The best-known work is Ecclesiastical and Secular Annals of the very Noble and very Loyal City of Seville, Metropolis of Andalusia. It contains his most important memories from the 1246-1671. The book was edited by Juan García Infanzón, at the Imprenta Real, Madrid in 1677, which consists of 823 pages, dedicated to Juan Francisco de la Cerda, VIII Duke of Medinaceli, Adelantado and Notary of Andalusia, Sheriff Major of Seville, descendant of the holy king Ferdinand III of Castile and León, conqueror of Seville in 1248.

In his criticism, José Pellicer de Tovar, Knight of the Order of Santiago, the king's senior chronicler Felipe IV, affirms that Ortiz de Zúñiga carried out his work “having seen and examined with all diligence, not only the Stories of Spain, but the monuments of the Archives of the Holy Metropolitan Church and the Parishes and Regulars and its enlightened Secular Cabildo. They are written with truth, legality, purity of style, without passion or flattery and with the qualities of a serious story”. Affirmation that is also made by Juan Lucas Cortés, of the King's Council and his mayor of House and Court: “In these Annals you will see all the memorable events that occurred in that city in the year and time that it touches them and many particular news, and so far not observed of some other, regarding the Universal History of Spain and of our kings, due to the diligence and work of the author, who did not excuse any, seeing and recognizing all the archives of the church, city, other communities and individuals and also of scriptures and privileges of them, with which in addition to the security and truth with that they are adjusted…”

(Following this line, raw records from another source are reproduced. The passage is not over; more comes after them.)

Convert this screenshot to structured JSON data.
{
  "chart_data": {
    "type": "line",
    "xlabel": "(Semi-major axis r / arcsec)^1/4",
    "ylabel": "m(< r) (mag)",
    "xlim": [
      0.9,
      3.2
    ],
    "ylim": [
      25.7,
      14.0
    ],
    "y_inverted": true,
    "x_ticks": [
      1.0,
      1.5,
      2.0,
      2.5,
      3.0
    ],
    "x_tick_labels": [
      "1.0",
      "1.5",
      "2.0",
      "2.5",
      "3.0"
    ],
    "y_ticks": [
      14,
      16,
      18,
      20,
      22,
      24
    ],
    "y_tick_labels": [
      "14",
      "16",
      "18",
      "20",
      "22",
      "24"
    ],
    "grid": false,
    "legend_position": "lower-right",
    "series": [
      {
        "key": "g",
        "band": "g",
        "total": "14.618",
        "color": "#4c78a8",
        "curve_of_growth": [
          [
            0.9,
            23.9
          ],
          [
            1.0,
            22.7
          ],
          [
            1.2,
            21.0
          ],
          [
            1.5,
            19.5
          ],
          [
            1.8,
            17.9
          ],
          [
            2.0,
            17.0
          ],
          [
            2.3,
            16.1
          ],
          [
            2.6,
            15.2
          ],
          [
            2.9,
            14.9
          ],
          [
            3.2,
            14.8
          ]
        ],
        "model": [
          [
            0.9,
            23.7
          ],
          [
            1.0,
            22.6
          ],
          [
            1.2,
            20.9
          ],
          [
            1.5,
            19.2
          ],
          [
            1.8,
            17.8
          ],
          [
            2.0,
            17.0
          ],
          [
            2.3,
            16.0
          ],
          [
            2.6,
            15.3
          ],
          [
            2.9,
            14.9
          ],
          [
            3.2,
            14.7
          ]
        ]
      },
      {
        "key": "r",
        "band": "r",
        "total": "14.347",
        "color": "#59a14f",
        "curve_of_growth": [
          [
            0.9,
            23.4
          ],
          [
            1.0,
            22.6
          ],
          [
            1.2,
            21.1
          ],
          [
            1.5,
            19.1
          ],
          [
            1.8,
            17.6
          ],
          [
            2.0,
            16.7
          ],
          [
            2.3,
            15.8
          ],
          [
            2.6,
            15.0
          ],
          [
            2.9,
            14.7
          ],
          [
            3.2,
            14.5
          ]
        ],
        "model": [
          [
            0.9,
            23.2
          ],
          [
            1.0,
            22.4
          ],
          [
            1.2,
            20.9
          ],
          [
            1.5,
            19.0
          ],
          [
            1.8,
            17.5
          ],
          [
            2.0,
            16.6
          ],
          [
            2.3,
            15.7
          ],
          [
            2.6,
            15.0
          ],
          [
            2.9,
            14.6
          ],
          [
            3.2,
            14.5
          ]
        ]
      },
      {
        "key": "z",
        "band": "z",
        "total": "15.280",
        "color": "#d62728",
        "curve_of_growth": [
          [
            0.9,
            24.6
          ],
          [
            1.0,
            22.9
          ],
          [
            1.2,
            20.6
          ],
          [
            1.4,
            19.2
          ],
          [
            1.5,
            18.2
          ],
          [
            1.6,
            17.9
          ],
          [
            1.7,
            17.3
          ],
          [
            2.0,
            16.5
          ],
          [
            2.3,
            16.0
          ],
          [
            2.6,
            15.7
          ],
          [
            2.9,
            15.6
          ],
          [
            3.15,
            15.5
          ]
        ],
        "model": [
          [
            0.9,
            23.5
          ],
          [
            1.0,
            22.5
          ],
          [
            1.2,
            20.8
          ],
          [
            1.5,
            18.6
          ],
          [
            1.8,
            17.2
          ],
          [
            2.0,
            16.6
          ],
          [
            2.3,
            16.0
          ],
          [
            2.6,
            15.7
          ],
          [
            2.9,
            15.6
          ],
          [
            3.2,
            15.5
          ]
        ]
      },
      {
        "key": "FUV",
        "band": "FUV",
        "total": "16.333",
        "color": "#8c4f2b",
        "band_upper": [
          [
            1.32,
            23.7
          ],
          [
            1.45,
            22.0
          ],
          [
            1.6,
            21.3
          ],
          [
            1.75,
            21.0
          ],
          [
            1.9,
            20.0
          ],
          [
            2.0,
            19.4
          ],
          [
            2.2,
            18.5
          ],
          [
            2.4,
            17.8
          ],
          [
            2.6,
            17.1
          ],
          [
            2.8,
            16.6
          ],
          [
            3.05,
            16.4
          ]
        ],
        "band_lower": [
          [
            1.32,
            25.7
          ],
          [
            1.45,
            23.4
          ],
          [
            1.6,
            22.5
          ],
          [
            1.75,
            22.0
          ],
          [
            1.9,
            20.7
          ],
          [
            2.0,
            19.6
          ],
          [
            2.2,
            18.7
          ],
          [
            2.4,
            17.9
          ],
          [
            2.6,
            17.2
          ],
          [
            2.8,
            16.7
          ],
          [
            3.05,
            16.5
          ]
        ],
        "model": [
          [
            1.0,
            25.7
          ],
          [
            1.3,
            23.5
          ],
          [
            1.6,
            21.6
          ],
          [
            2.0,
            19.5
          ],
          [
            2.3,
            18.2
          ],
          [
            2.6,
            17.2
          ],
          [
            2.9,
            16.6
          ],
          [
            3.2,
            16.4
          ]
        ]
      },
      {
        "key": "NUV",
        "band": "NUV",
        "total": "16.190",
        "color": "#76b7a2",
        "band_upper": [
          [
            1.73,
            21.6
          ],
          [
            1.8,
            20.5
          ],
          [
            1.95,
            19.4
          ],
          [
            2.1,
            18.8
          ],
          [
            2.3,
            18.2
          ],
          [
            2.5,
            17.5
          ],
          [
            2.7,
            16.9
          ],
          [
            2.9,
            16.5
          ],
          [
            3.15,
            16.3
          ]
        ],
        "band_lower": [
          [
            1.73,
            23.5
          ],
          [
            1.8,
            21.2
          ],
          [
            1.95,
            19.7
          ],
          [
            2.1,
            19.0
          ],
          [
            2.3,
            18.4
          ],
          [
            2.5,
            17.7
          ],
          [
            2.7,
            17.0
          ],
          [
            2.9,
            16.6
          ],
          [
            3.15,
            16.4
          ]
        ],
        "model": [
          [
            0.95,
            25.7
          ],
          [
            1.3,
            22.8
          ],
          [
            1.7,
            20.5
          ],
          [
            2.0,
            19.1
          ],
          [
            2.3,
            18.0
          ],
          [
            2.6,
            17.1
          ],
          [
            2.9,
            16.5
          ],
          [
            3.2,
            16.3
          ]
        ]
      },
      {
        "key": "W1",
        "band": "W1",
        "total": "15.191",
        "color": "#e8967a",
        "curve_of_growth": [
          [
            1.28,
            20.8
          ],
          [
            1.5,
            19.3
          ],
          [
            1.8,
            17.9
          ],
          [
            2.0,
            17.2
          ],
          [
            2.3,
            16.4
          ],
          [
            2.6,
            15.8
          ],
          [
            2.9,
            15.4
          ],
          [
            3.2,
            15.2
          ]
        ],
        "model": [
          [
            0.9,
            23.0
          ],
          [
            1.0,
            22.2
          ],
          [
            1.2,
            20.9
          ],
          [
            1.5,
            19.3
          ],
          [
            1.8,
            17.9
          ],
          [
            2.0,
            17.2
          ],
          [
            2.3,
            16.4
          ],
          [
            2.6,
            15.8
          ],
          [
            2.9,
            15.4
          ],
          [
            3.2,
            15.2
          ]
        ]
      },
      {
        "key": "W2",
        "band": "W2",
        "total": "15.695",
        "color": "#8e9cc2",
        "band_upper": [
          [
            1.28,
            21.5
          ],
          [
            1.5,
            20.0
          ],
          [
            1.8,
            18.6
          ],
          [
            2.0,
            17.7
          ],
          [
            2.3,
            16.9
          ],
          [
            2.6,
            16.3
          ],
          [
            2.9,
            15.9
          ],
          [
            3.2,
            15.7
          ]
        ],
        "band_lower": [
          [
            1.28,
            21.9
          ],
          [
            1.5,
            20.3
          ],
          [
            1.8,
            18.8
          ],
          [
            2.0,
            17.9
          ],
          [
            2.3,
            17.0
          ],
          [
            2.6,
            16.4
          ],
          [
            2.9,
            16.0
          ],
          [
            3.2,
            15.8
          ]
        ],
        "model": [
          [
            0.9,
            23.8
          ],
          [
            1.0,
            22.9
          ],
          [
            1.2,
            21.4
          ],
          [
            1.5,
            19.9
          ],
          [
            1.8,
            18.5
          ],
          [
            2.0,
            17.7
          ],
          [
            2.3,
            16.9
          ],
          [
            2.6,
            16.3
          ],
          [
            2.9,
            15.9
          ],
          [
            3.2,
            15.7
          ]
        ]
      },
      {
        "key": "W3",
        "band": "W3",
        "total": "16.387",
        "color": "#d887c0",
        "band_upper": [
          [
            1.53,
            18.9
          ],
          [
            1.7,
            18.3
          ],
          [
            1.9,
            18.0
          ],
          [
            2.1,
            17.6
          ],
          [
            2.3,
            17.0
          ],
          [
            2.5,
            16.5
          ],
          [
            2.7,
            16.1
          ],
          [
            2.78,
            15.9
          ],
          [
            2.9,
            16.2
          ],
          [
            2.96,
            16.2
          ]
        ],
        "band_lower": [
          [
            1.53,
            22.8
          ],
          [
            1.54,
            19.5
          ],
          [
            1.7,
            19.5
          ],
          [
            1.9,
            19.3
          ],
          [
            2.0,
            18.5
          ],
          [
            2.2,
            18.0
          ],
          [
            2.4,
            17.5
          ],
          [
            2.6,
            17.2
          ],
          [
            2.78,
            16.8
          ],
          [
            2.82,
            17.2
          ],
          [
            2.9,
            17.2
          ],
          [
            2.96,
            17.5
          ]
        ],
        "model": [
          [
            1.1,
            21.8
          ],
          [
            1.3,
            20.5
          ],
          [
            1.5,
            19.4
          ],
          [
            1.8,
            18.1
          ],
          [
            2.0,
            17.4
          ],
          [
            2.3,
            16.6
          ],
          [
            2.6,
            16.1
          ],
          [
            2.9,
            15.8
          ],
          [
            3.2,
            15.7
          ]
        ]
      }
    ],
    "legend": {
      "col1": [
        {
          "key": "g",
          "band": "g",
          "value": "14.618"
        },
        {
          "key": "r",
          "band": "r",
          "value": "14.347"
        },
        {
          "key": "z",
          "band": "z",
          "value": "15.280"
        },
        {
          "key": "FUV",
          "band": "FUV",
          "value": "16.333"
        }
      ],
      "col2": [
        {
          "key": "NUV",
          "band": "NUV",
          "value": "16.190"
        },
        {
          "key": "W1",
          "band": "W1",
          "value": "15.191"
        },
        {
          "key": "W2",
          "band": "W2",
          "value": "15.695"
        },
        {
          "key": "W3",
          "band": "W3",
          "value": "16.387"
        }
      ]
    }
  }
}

He also wrote and had printed Posteriority of Juan de Céspedes, Trece and Commander of the Monastery in the Order of Santiago and began to write his work Theater Genealogical of the Céspedes of Seville. Diego Ortiz de Zúñiga failed to finish this last work, dying in 1680 at the age of 44. He was buried in the chapel of the Church of Saint Martin in Seville.

The city council of Seville gave the name of Ortiz de Zúñiga to the Colegio Público, located on Avenida Ramón y Cajal Colegio Público Ortiz de Zúñiga.

The National Library of Spain preserves his works: Ecclesiastic and Secular Annals of Seville and Genealogical Discourse of the Ortizes of Seville.